"Schau mich an! - Schönheit liegt im Auge des Verliebten (Keine Bouhiza). Oder will er Lolita (Marilou Berry) nur ausnützen?

Foto: Filmladen
Wien - Ein hässliches Entlein, aus dem einmal ein Schwan werden könnte. Ein erfolgloser Dichter, der vom ersten Bestseller träumt. Eine unscheinbare Gesangslehrerin, die großartige Stimmen erkennen und veredeln kann - und gleichzeitig noch nicht die rechten Worte dafür gefunden hat, was sie selbst irritiert. Dagegen: ein Erfolgsmensch als Familientyrann, gefangen in seinen eigenen Marotten - und gleichzeitig gerade durch seine Rücksichtslosigkeit wie geschaffen für großes (mediales) Ansehen.

Schon wenn man die Hauptfiguren der französischen Autorin, Regisseurin und Schauspielerin Agnès Jaouis neuem Spielfilm Schau mich an! / Comme une image kurz charakterisiert, sieht man: Hier dominiert ein gewisser märchenhafter Schematismus. Aber schon in Jaouis früheren Drehbüchern für Alain Resnais (Smoking / No Smoking bzw. On connaît la chanson) oder in ihrer ersten Regiearbeit Lust auf anderes (Le goût des autres) sah man: Dieser Schematismus, diese Lust an eindimensionalen Figuren, die erst im Zusammenspiel Brisanz entwickeln, ist nicht zu unterschätzen.

Schau mich an! erzählt also zu allererst über eine Sehnsucht nach Außenwirkungen, die sich nie erfüllt, ja, eigentlich schon von der Fotografie des Films permanent ad absurdum geführt wird: Besonders schön sieht man dies an der ziemlich rundlichen Gesangsschülerin Lolita Cassard (Marilou Berry), von der die anderen fortwährend nicht ohne Sorge behaupten, sie entspreche wohl nicht den gängigen Schönheitsidealen.

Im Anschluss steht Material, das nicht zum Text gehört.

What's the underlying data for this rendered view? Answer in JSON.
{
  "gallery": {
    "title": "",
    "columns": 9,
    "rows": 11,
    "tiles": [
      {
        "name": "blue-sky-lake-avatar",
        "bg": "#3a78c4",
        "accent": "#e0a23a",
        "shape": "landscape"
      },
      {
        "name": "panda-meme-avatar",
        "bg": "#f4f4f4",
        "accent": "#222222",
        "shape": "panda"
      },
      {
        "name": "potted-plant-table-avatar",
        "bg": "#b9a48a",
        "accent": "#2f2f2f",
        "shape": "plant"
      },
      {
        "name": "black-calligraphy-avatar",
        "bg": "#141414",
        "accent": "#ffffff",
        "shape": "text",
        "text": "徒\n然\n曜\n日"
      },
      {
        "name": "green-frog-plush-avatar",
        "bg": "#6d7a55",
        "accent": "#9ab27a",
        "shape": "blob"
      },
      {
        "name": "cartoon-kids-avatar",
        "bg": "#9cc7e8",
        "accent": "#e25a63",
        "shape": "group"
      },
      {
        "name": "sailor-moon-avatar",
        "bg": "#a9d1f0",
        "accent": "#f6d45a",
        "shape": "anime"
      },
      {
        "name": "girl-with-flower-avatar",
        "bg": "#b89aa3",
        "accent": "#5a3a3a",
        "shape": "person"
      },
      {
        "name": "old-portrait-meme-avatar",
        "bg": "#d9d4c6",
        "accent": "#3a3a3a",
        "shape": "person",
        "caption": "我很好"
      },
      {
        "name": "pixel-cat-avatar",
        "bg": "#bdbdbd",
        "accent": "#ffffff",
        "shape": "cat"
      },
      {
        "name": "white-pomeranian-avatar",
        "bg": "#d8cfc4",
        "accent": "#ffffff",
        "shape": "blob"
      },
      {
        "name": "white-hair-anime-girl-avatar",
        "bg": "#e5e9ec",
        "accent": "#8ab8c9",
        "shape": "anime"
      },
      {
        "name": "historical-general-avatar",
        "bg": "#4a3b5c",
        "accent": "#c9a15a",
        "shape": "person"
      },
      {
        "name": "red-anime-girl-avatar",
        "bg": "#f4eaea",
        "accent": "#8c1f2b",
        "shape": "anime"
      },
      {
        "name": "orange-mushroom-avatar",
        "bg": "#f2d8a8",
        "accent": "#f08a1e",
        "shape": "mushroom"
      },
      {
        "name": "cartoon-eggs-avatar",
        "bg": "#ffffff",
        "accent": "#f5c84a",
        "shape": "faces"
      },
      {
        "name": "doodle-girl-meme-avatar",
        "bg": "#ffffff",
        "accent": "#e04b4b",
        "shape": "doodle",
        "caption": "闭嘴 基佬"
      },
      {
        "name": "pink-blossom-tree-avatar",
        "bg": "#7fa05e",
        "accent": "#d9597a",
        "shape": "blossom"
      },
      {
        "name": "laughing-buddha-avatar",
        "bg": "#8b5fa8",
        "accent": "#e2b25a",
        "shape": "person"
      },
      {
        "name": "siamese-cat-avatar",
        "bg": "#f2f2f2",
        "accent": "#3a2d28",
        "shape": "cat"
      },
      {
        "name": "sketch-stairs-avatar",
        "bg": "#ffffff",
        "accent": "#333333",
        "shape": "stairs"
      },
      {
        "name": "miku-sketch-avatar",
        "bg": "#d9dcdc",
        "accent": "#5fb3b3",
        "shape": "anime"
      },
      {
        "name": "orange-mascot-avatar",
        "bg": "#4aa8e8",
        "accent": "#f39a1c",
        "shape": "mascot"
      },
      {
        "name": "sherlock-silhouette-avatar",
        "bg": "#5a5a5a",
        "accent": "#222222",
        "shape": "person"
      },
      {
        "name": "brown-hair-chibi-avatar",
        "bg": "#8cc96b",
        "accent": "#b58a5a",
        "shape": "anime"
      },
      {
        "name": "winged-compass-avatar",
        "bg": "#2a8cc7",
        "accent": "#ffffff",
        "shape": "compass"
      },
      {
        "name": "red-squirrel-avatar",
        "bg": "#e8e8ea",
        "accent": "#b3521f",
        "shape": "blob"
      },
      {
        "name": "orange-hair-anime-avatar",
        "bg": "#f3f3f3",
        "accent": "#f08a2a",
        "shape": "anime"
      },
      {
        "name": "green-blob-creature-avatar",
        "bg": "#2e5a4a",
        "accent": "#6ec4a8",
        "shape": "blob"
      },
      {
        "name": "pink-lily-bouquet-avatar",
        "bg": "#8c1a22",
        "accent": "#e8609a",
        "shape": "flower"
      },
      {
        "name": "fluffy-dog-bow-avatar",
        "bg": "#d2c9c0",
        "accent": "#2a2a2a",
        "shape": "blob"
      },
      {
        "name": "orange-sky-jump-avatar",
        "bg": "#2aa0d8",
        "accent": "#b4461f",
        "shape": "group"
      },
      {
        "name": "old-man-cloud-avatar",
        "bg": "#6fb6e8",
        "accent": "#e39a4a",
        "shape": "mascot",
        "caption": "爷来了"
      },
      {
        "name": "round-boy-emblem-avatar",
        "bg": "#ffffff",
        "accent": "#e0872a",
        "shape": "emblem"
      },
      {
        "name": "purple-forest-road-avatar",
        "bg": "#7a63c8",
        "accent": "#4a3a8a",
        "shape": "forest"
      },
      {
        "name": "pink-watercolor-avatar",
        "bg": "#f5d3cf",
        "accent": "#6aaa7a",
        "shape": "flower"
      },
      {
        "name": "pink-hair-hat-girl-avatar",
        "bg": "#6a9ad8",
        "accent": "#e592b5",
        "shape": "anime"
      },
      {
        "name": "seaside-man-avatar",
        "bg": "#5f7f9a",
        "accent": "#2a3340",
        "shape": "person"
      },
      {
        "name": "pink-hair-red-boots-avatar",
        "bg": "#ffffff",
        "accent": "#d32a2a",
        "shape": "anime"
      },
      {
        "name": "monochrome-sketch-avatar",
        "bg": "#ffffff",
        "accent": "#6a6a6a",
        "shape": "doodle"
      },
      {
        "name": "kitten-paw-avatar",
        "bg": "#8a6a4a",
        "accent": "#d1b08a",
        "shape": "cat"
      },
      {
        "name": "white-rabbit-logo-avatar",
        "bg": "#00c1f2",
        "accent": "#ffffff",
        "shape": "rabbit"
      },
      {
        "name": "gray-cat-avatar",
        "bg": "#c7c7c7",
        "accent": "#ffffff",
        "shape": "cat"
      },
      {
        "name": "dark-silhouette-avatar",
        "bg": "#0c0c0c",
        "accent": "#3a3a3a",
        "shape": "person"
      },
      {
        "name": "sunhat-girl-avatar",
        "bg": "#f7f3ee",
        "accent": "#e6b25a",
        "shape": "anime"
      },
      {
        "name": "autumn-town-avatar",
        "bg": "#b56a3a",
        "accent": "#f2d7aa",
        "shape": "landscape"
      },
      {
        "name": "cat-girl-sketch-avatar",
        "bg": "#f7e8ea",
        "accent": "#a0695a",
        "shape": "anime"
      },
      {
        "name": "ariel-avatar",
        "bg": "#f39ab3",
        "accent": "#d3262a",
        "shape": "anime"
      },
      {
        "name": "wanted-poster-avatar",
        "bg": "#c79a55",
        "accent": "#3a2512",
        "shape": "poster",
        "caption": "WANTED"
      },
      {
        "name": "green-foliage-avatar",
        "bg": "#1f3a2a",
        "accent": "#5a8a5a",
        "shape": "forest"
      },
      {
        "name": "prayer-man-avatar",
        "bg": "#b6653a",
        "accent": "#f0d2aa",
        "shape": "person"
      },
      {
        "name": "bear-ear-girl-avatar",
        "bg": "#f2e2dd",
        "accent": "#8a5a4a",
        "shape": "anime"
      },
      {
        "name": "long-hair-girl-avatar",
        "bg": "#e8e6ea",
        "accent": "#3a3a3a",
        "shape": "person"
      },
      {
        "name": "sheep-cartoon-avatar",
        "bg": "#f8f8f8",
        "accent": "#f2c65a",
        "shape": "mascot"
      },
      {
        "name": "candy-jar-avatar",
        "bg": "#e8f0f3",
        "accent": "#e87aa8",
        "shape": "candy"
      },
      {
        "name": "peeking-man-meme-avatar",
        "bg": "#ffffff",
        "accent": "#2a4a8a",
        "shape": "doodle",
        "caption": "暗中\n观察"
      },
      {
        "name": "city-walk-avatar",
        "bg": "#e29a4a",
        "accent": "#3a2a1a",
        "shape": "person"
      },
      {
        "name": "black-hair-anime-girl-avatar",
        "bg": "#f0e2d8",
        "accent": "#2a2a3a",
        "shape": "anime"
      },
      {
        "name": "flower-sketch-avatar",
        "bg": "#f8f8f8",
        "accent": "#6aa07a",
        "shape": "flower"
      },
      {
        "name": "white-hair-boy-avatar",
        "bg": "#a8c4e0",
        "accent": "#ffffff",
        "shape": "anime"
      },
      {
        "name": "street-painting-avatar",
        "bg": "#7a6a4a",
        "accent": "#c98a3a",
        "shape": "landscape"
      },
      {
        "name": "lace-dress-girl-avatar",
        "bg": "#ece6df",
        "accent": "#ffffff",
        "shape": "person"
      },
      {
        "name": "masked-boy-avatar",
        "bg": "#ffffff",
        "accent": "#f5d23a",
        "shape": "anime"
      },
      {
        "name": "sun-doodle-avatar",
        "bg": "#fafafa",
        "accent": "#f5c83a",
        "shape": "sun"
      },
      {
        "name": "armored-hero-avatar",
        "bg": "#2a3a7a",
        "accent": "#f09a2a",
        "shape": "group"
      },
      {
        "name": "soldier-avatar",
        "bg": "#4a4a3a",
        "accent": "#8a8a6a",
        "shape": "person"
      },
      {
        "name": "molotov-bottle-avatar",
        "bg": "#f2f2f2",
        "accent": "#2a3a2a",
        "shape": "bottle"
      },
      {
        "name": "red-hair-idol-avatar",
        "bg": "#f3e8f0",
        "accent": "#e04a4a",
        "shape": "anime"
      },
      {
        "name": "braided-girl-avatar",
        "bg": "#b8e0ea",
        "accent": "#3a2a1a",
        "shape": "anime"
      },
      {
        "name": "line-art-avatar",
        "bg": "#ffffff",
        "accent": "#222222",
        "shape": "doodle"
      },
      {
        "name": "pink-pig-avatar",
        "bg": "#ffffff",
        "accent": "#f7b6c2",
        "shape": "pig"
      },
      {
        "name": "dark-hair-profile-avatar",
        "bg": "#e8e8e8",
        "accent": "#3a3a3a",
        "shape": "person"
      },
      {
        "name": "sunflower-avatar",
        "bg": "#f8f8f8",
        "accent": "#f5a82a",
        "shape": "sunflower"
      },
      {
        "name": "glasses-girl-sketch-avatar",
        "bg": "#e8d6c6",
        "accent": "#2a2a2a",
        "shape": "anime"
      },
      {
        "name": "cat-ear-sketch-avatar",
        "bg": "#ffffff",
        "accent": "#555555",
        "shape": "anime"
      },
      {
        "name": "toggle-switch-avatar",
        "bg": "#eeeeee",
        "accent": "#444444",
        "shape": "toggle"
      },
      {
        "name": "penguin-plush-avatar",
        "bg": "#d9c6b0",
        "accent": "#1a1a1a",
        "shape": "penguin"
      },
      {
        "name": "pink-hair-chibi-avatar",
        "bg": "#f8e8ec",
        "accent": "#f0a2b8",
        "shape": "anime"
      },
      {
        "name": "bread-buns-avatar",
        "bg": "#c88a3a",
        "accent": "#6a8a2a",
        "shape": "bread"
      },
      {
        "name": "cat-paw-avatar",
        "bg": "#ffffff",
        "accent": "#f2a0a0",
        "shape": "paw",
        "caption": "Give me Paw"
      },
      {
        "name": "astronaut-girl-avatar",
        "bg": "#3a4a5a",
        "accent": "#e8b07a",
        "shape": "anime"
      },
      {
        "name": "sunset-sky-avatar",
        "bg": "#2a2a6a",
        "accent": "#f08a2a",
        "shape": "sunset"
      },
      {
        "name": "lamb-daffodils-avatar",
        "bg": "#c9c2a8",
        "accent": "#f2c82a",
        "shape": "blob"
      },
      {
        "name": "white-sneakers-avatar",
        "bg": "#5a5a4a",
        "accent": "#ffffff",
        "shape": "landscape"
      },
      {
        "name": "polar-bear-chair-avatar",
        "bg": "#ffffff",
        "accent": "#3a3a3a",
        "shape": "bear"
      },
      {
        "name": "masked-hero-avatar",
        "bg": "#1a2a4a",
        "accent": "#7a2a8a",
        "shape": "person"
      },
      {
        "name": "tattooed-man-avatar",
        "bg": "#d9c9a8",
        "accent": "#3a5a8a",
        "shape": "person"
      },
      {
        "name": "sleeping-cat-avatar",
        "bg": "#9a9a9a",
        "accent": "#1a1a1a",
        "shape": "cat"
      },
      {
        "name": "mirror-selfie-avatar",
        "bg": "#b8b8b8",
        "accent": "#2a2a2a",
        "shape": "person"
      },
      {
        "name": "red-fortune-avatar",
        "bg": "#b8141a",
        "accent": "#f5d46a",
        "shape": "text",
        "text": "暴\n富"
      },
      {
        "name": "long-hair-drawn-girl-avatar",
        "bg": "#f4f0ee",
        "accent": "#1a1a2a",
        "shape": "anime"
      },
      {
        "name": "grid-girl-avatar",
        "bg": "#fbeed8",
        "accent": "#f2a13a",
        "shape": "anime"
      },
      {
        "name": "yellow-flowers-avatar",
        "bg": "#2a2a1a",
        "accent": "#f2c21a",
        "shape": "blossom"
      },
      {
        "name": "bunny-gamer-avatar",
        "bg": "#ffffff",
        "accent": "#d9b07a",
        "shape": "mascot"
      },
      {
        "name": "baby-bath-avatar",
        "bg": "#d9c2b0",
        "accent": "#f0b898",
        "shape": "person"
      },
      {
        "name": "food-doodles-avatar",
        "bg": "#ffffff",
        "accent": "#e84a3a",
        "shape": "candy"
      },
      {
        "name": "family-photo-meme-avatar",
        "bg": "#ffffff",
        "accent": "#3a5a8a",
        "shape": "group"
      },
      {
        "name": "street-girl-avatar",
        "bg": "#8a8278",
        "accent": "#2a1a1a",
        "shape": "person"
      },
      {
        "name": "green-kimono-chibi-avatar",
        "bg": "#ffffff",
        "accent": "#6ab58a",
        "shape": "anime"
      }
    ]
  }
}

Nun, so trotzig und grantig Lolita manchmal auch aussehen mag - und so sehr sie ihrem Verehrer (Keine Bouhiza) misstraut: Tatsächlich ist sie von vornherein die Attraktion und die Attraktivste in diesem Film: Jaoui selbst, die auch noch Lolitas Gesangslehrerin spielt, verglich sie in Interviews - comme une image! - mit Gemälden von Modigliani.

Andererseits: Wenn etwa der junge, erfolglose Dichter (Laurent Grévill) seinen ersten Triumph feiert, verzerrt sich dieser in der Optik einer TV-Talkshow zum üblen Mummenschanz. So entwickelt Schau mich an! fortwährend eine oft auch amüsante Dialektik zwischen Sein und Schein, wobei ironischerweise alle Personen tatsächlich nie mehr sind, als sie zu sein scheinen - wie etwa Jaouis Ko-autor Jean-Pierre Bacri als erfolgreicher Widerling und Lolitas (Über-)Vater, der nicht aus seiner Haut herauskann.

Sieht man, um bei den erstrebten Außenwirkungen nach vorangehender Innensicht zu bleiben, Comme une image im Vergleich zur österreichischen Drehbuch- und Kinoproduktion an, so bleibt einmal mehr das ernüchternde Fazit, dass man sich hier zu Lande für gewisse Gesellschaftskonstellationen (in diesem Fall die bürgerlich-liberale Intelligenzia) kaum interessiert. In Frankreich produziert man damit einen Kinohit: So viel zum Thema soziales und kulturelles Selbstverständnis.

Es mag wiederum an diesem Willen zum Kinohit gelegen sein, dass Schau mich an! etwas konventioneller geraten ist als die bisherigen Arbeiten von Jaoui und Bacri. Es ist manchmal, als würde bei aller Kritik falscher Parfümiertheiten eine eigene, etwas manirierte Duftigkeit entstehen. Aber wie heißt es immer so schön: Der zweite Film ist immer der schwerste. Man wird aus dieser Ecke noch einiges zu erwarten haben.